Some gardeners will push the sweetness thing even further by blanching the leaves. This can be done by covering the young plant with a box or upside-down pot whose drainage holes have been covered (the same as with asparagus and endive). Or you can tie the leaves up with string—the way some growers keep cauliflower heads brightly white. Just a few days in the dark should lighten the color of the leaves and sweeten them up.
Dr. Peter Gail, an Ohio wild food expert we interviewed for a dandelion piece back when I was editor of ORGANIC GARDENING magazine, noted that some French enthusiasts ensure a steady supply of fresh, locally grown greens in the winter by growing dandelions indoors. They dig up about a dozen roots outdoors after the first frost, pot them up, put them in a sunny windowsill and continually harvest and enjoy the succulent new growth.
So you don't even have to go out foraging in March or April to taste the best flavor these greens have to offer! And no matter how you grow them, they're highly nutritious; a half-cup serving supplies almost 300% of the RDA of the cancer fighting nutrient beta-carotene—plus nice amounts of vitamin C, calcium, magnesium and potassium.

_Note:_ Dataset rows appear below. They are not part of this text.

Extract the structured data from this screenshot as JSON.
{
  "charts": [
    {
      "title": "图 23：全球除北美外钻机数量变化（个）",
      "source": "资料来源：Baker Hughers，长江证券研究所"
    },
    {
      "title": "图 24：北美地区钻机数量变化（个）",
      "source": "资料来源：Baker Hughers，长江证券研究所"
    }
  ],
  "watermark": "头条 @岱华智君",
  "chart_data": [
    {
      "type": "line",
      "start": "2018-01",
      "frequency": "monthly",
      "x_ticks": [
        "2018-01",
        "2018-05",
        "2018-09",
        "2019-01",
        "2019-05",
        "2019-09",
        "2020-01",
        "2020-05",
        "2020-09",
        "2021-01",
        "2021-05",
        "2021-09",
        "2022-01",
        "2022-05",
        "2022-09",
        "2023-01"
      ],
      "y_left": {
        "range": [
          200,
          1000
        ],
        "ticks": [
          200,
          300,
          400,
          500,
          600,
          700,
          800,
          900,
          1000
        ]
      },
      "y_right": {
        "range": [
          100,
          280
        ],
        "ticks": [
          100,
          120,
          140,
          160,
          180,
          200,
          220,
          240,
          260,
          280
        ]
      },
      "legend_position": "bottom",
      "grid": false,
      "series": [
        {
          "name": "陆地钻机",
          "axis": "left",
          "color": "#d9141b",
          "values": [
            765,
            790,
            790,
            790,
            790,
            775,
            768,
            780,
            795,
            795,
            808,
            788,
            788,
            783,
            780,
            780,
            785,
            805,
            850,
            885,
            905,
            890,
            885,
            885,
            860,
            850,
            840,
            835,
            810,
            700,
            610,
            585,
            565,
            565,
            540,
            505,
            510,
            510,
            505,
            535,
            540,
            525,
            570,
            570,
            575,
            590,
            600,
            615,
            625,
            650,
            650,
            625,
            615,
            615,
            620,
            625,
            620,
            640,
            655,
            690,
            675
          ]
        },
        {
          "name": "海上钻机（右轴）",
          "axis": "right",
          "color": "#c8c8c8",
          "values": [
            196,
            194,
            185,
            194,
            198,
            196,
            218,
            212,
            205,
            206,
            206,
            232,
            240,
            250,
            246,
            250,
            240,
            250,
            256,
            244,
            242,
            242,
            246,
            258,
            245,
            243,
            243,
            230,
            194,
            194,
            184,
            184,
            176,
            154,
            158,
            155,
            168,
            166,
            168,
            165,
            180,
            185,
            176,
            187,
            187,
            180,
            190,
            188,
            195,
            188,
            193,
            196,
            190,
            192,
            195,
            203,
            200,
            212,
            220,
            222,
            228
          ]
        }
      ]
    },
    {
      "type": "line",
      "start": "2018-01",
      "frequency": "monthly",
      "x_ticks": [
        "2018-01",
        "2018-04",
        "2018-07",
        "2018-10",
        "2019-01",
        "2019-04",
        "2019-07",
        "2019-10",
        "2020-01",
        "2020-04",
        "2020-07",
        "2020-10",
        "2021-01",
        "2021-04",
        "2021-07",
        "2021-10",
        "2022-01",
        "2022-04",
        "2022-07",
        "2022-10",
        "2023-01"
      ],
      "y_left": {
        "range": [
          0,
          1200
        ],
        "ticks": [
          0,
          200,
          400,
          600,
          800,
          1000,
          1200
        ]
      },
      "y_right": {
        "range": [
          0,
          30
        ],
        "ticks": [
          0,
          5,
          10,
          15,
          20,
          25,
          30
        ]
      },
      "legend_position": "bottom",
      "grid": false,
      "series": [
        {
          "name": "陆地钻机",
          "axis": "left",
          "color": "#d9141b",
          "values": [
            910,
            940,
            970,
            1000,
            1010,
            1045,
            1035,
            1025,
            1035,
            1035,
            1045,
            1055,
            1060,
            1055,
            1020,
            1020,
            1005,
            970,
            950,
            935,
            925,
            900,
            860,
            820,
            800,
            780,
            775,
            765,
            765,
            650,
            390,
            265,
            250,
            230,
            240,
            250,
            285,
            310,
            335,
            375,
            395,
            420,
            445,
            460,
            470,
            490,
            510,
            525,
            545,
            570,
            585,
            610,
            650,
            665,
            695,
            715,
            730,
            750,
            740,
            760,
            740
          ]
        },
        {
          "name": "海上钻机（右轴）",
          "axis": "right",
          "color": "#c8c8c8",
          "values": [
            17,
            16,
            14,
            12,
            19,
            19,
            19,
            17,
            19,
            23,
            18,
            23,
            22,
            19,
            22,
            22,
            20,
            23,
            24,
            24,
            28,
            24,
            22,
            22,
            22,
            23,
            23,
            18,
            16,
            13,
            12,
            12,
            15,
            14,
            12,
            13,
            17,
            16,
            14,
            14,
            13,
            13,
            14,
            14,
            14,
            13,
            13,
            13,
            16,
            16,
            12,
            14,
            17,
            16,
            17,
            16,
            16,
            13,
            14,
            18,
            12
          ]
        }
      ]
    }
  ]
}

And who knows what ills the eating may cure! The botanical name for the plant, Taraxacum officinale, means "official remedy for disorders." (We know for certain that the leaves are a good diuretic, leading to the plant being given some very colorful common names in Olde England and France.)
You get the most health benefits from raw greens, but dandelion leaves are also delicious cooked. Try them the Italian way—briefly boiled, and then quickly stir-fried with garlic and olive oil. You can try eating the roots like water chestnuts as Max in Oklahoma suggests; stir-fried in olive oil with some soy sauce added at the end; or boiled and pickled, as our favorite medicinal food expert, Dr. Jim Duke enjoys. (The roots taste best when harvested late in the season—after the first light frost has sweetened them up, like carrots.)
The flowers are great attractors of beneficial insects, especially ladybugs, but they can be eaten as well. Some folks add the young flowers to omelets, while others dip them in batter and quickly deep-fry them like tempura vegetables; the resulting delicacy has a very distinctive flavor that some compare to the prized morel mushroom.
You'll find lots more recipes at this website; it chronicles the 2001 edition of the 'dandelion dinner' held annually by the Chamber of Commerce of the city of Vineland, New Jersey. You'll find information on upcoming dinners—held every March or April—at the Chamber's website.